40 lbs would put me right at 245-250, and 50lbs would get me to 235-240 - and most people I know seem to indicate that 235 or so would be an ideal weight for a guy with my build. I am not convinced though, because at 235 and my height my BMI would be 27.2. I understand that the BMI is limited in its usefulness, but that is still a pretty large difference. So I'd ultimately like to be around 225 by early spring and maybe find a late May marathon and take it really easy. If I pull that off, I can then adjust my weight as I see fit, but a very aggressive weight-loss goal that would keep me from running would no longer be necessary. Then, next summer, my first ultra. Afterwards, the Vermont 50 miler in September. That will be the highlight of the year for me. In the fall, I will again run at least two marathons. My intent there will be to actually race them - and see if I could break 4:30 with all that weight off me. I'd eventually like a BQ, but that's not realistic in 2008.

It's funny. Losing weight is the #1 way to improve my times, and that's become the reason for losing it. I started running to lose weight, and now I'm losing weight to run.

But this post is not about running, but weight-loss mode.

When I am honest with myself, "AGGRESSIVE CALORIE RESTRICTION" (ACR) amounts to an eating disorder. I received a lot of flack back in the spring about my 1000-calorie/day diet, and everyone seemed to think that I would gain it all back and then some. When I reached 285 back in June, I stopped the ACR but exercised enough that I didn't gain weight. Over the next six months, my weight fluctuated between 287 and 293, but I never gained back the 50 lbs that I lost with the ACR. I can only conclude that it works for me, and while I would recommend this idea to exactly zero people, I use it myself because it happens to work best with my psychological profile (whatever that means..) (:

Of course, 1000 calories/day barely supports my day-to-day activities, and aerobic exercise during this period is pretty much impossible. So I don't plan on keeping it for more than a few weeks.
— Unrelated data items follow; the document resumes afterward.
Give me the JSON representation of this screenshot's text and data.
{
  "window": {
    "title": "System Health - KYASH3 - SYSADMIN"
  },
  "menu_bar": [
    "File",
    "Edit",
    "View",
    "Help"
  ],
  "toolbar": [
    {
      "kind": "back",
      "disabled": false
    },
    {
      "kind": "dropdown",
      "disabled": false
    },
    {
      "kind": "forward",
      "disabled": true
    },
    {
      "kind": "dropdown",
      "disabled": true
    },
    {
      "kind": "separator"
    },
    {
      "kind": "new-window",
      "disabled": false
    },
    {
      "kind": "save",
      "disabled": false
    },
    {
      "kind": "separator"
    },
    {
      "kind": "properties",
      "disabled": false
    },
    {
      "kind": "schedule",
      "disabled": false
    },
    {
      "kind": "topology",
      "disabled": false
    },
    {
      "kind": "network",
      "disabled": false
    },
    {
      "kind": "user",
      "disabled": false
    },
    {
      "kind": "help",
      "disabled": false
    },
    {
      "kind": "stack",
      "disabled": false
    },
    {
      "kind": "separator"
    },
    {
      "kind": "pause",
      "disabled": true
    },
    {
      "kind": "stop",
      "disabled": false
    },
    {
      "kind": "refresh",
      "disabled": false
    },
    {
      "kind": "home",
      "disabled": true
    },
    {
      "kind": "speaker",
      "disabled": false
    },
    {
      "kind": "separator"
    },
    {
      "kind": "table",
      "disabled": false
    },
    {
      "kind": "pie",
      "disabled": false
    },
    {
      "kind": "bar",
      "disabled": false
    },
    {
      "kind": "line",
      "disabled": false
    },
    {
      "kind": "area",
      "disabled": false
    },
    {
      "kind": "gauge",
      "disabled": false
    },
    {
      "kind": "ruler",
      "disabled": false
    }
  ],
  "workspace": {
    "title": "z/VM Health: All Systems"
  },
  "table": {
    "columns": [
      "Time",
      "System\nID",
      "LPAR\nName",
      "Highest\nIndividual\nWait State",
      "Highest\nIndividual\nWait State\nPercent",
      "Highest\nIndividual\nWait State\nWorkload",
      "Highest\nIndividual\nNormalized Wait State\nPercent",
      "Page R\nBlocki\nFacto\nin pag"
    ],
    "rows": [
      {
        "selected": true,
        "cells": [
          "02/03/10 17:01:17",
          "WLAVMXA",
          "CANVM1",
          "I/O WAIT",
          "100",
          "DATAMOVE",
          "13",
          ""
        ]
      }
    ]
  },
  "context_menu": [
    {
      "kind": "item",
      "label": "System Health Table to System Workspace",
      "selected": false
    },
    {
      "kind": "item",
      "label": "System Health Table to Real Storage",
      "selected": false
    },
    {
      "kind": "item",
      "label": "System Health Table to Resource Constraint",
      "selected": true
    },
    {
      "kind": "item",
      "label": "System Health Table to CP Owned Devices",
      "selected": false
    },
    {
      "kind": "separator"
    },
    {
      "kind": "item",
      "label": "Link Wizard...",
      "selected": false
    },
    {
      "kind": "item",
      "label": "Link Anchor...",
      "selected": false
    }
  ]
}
But in those few weeks, I could potentially lose over ten lbs/week. And when I insert the period of modest calorie restriction with exercise, my body can use that time to adjust to its new weight so I can resume one more period of calorie restriction afterwards before going back into full fledged "MARATHON TRAINING MODE."
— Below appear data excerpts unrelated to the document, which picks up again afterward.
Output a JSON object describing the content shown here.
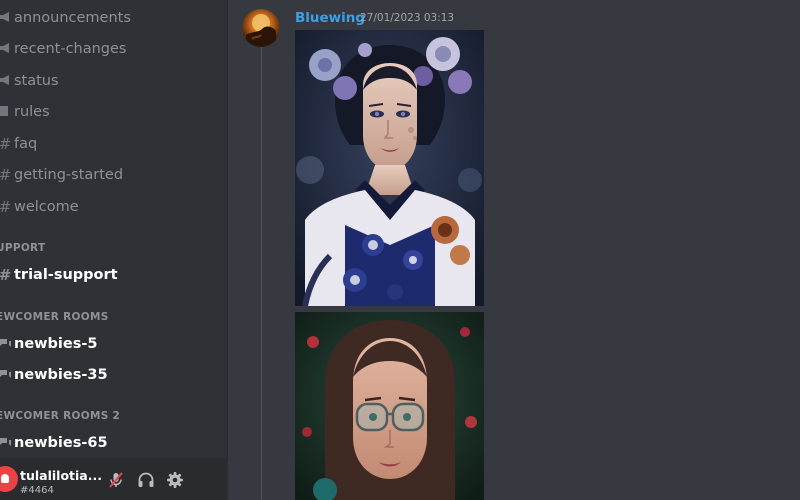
{
  "sidebar": {
    "channels_top": [
      {
        "name": "announcements",
        "icon": "megaphone-icon"
      },
      {
        "name": "recent-changes",
        "icon": "megaphone-icon"
      },
      {
        "name": "status",
        "icon": "megaphone-icon"
      },
      {
        "name": "rules",
        "icon": "book-icon"
      },
      {
        "name": "faq",
        "icon": "hash-icon"
      },
      {
        "name": "getting-started",
        "icon": "hash-icon"
      },
      {
        "name": "welcome",
        "icon": "hash-icon"
      }
    ],
    "categories": [
      {
        "name": "UPPORT",
        "channels": [
          {
            "name": "trial-support",
            "icon": "hash-icon"
          }
        ]
      },
      {
        "name": "EWCOMER ROOMS",
        "channels": [
          {
            "name": "newbies-5",
            "icon": "forum-icon"
          },
          {
            "name": "newbies-35",
            "icon": "forum-icon"
          }
        ]
      },
      {
        "name": "EWCOMER ROOMS 2",
        "channels": [
          {
            "name": "newbies-65",
            "icon": "forum-icon"
          }
        ]
      }
    ]
  },
  "user": {
    "name": "tulalilotia...",
    "tag": "#4464"
  },
  "message": {
    "author": "Bluewing",
    "timestamp": "27/01/2023 03:13"
  },
  "colors": {
    "sidebar": "#2f3136",
    "main": "#36393f",
    "userbar": "#292b2f",
    "author": "#3ba0e8",
    "avatar_red": "#ed4245"
  }
}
Another thing that I wouldn't recommend to most people but works for my psychological profile (hehe) are daily weigh-ins. God help you if your pysch profile (huh?) matches mine. I will post the daily weigh-in results on this blog every few days.

Here's what I have so far (I didn't weigh in on T-Giving, which this year was characterized by unrestrained gluttony, as usual):
Mon 11/19: 289.6
Tue 11/20: 287.0
Wed 11/21: 285.8
Thu Thanksgiving
Fri 11/23: 290.8 (that's some serious unrestrained gluttony.)
Sat 11/24: 287.6 (easy come easy go)
Sun 11/25: 285.2
Mon 11/26: 282.8
Tue 11/27: 280.6

Sat 12/15: 250 (Dream goal)
Sat 12/15: 255 (Aggressive goal)
Sat 12/15: 260 (Realistic goal)

I will reevaluate where I am on the 15th and set a goal for January 12th, but it will probably be for about 10lbs. Then, it's just a short journey of 15-25lbs to 225.

I fully expect to have broken the 280 barrier by tomorrow morning, and of course, in pizzapizza tradition, I will post when that happens.